The State Department said in a June 22 statement that China’s news organizations have been reorganized under Chinese Communist Party General Secretary Xi Jinping, who now exerts even more direct control over them than previously.
“[Chinese] media are beholden to the Chinese Communist Party,” it said, designating the U.S. operations of state broadcaster CCTV, the China News Service, Communist Party mouthpiece the People’s Daily, and its sister-paper the Global Times as representatives of China on U.S. soil.
Earlier, the State Department had added state news agency Xinhua, the China Global Television Network (CGTN), China Radio International (CRI), the China Daily Distribution Corp., and Hai Tian Development USA. as foreign missions on the same grounds.

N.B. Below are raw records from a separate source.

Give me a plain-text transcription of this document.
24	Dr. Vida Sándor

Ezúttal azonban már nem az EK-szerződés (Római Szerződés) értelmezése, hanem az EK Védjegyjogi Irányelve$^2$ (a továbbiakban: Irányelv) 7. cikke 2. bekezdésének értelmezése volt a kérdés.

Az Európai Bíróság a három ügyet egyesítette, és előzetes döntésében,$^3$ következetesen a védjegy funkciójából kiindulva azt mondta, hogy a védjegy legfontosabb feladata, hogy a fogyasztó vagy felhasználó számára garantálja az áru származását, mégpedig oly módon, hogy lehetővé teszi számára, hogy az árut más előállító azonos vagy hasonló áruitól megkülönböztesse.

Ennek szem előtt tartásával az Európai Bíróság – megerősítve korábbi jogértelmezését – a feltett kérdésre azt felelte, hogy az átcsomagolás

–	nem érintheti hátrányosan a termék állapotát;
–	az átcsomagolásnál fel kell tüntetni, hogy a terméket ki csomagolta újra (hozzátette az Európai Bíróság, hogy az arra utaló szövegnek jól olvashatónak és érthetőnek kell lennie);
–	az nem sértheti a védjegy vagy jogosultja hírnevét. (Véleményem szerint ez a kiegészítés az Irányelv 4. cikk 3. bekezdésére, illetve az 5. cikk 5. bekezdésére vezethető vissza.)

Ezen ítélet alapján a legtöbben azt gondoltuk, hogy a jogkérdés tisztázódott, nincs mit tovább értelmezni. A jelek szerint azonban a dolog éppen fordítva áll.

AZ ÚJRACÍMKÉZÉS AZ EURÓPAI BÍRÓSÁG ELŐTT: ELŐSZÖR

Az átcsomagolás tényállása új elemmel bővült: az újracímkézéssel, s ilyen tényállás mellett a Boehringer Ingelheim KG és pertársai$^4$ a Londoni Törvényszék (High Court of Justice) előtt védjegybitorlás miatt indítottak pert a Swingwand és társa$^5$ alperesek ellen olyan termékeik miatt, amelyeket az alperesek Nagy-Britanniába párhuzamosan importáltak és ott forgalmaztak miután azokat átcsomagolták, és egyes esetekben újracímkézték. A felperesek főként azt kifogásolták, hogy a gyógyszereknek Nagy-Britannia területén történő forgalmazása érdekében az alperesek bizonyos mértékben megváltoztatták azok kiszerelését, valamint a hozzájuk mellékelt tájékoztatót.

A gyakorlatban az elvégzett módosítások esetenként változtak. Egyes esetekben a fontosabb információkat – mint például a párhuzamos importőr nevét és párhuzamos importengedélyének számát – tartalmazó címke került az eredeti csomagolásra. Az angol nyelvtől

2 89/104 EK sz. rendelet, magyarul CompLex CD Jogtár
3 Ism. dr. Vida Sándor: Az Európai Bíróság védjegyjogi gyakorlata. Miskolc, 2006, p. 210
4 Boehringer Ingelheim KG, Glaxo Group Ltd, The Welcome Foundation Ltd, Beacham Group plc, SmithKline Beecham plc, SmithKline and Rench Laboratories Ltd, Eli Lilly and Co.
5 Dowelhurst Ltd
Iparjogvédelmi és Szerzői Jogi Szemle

Chinese government control
All the organizations met the definition of a foreign mission under the Foreign Missions Act, which is to say that they are “substantially owned or effectively controlled” by a foreign government, the statement said.
“In this case, they are effectively controlled by the government of the People’s Republic of China,” it said, adding that the decision didn’t refer to the content produced by these organizations.
“Entities designated as foreign missions must adhere to certain administrative requirements that also apply to foreign embassies and consulates in the United States,” the statement said.
China in March effectively expelled around a dozen U.S. journalists from the New York Times, the News Corp-owned Wall Street Journal, and the Washington Post in retaliation over the initial announcement.
It also asked those outlets, as well as broadcaster Voice of America and Time magazine, to provide details of their China operations.